Ainda durante o século XVII era arriscado ser um pensador autônomo na Europa, pois ideias e crenças que contrariavam os poderes estabelecidos eram rechaçadas frequentemente de maneira violenta e até fatal. Os preceitos da religião eram especialmente cobrados, pois questionar dogmas e a autoridade das instituições era considerado crime grave que atingiu muitos livres pensadores e críticos. Uma das vítimas da imposição religiosa e ideológica Kazimierz Łyszczyński, que foi executado em 1689 sob a acusação de ateísmo.
Łyszczyński nasceu em 1634 na atual região da Bielorrússia, que fazia parte da comunidade Polaco-Lituana. De família nobre, estudou em uma instituição jesuíta e recebeu uma firme base de formação cristã, além de filosofia clássica, latim e retórica. Depois dessa fase formativa, ingressou na prestigiada Academia de Vilnius para obter uma formação superior em direito e filosofia. Ele chegou a iniciar uma carreira eclesiástica e atuou como diácono, mas largou o ofício religioso por desilusão e pelos interesses materiais de uma atividade mais vantajosa porque herdou a fortuna e as propriedades familiares, assumindo a responsabilidade de administrar o patrimônio e os negócios.
Como um homem culto, Łyszczyński tinha familiaridade com o pensamento dos mais notáveis filósofos clássicos e ideólogos de seu tempo, explorando o racionalismo, correntes céticas, ideias pré-iluministas e ainda outras influências consideradas radicais. Seu contato com entendimentos divergentes da mentalidade predominante sobre fé e papel da igreja era uma experiência pessoal, pois ele não discutia publicamente suas ideias e limitava as interações com poucos interlocutores que comungavam das mesmas perspectivas.
Apesar de não se expor, suas posições contra valores religiosos e atuação da igreja eram conhecidas por desafetos e esta situação revelou ser uma vulnerabilidade perigosa. Um vizinho e credor chamado Jan Brzoska resolveu levar suas diferenças pessoais e negociais contra Łyszczyński para a denúncia de suas alegadas práticas heréticas, então deu um jeito de furtar os manuscritos de seu desafeto para deliberadamente prejudicar e causar sua ruína. Os escritos secretos de Łyszczyńsk foram apresentados às autoridades como provas de sua posição blasfema como ateu, pois negar a existência de Deus era considerado um ato gravíssimo.

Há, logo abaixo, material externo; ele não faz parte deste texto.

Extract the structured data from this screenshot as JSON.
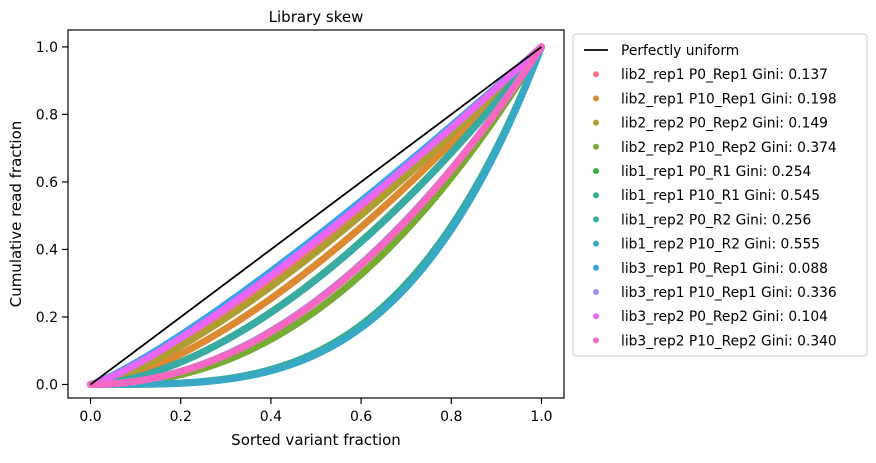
{
  "chart_data": {
    "type": "line",
    "title": "Library skew",
    "xlabel": "Sorted variant fraction",
    "ylabel": "Cumulative read fraction",
    "xlim": [
      -0.05,
      1.05
    ],
    "ylim": [
      -0.04,
      1.05
    ],
    "xticks": [
      "0.0",
      "0.2",
      "0.4",
      "0.6",
      "0.8",
      "1.0"
    ],
    "yticks": [
      "0.0",
      "0.2",
      "0.4",
      "0.6",
      "0.8",
      "1.0"
    ],
    "grid": false,
    "legend_position": "outside-right",
    "reference_line": {
      "name": "Perfectly uniform",
      "color": "#000000",
      "x": [
        0,
        1
      ],
      "y": [
        0,
        1
      ]
    },
    "series": [
      {
        "name": "lib2_rep1 P0_Rep1 Gini: 0.137",
        "color": "#f77189",
        "gini": 0.137
      },
      {
        "name": "lib2_rep1 P10_Rep1 Gini: 0.198",
        "color": "#dc8932",
        "gini": 0.198
      },
      {
        "name": "lib2_rep2 P0_Rep2 Gini: 0.149",
        "color": "#ae9d31",
        "gini": 0.149
      },
      {
        "name": "lib2_rep2 P10_Rep2 Gini: 0.374",
        "color": "#77ab31",
        "gini": 0.374
      },
      {
        "name": "lib1_rep1 P0_R1 Gini: 0.254",
        "color": "#33b03d",
        "gini": 0.254
      },
      {
        "name": "lib1_rep1 P10_R1 Gini: 0.545",
        "color": "#36ad8e",
        "gini": 0.545
      },
      {
        "name": "lib1_rep2 P0_R2 Gini: 0.256",
        "color": "#37aba4",
        "gini": 0.256
      },
      {
        "name": "lib1_rep2 P10_R2 Gini: 0.555",
        "color": "#38a9c5",
        "gini": 0.555
      },
      {
        "name": "lib3_rep1 P0_Rep1 Gini: 0.088",
        "color": "#3ba3ec",
        "gini": 0.088
      },
      {
        "name": "lib3_rep1 P10_Rep1 Gini: 0.336",
        "color": "#9c8ef2",
        "gini": 0.336
      },
      {
        "name": "lib3_rep2 P0_Rep2 Gini: 0.104",
        "color": "#e866f4",
        "gini": 0.104
      },
      {
        "name": "lib3_rep2 P10_Rep2 Gini: 0.340",
        "color": "#f668c2",
        "gini": 0.34
      }
    ]
  }
}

O material apresentado como criação de Łyszczyńsk foi conhecido como “De non existentia Dei” (“Sobre a Não Existência de Deus”) e foi submetido à avaliação do tribunal religioso em Lutsk (atual Ucrânia), sob jurisdição do bispo local. O que se conhece sobre o tratado só ficou conhecido através dos registros processuais, pois o material original foi destruído por ordem da igreja. A acusação indicou que Łyszczyńsk argumentou que Deus não era um ente superior e sim uma ideia criada por homens e, do mesmo modo, a Bíblia era um produto da elaboração de pessoas e não resultado da inspiração divina. Além disso, o réu teria afirmado na obra que as religiões eram instrumentos de dominação controladas por elites e administradas por agentes corruptos enriquecidos através da ilusão dos ignorantes. A profundidade das ideias atribuídas ao acusado incluíam a noção de que era viável a existência de uma moralidade livre de preceitos religiosos e que a razão era superior à fé.
As ideias de Łyszczyńsk desafiavam os parâmetros hegemônicos da Igreja Católica e a influência religiosa sobre as leis e o Estado. O julgamento foi um evento público utilizado como forma de exemplificar o poder dominante e impor medo a quem o desafiasse. O acusado teve o direito de defesa prejudicado durante um julgamento apressado e parcial e o resultado foi radical, pois foi imposta a pena de morte por decapitação. Antes do golpe final sua língua foi arrancada e depois do golpe fatal seu corpo foi queimado em praça pública. A execução ocorreu em 30 de março de 1689 em Varsóvia. Ele tinha 55 anos por ocasião da morte e seu caso foi exemplar de uma repressão extrema contra o ateísmo.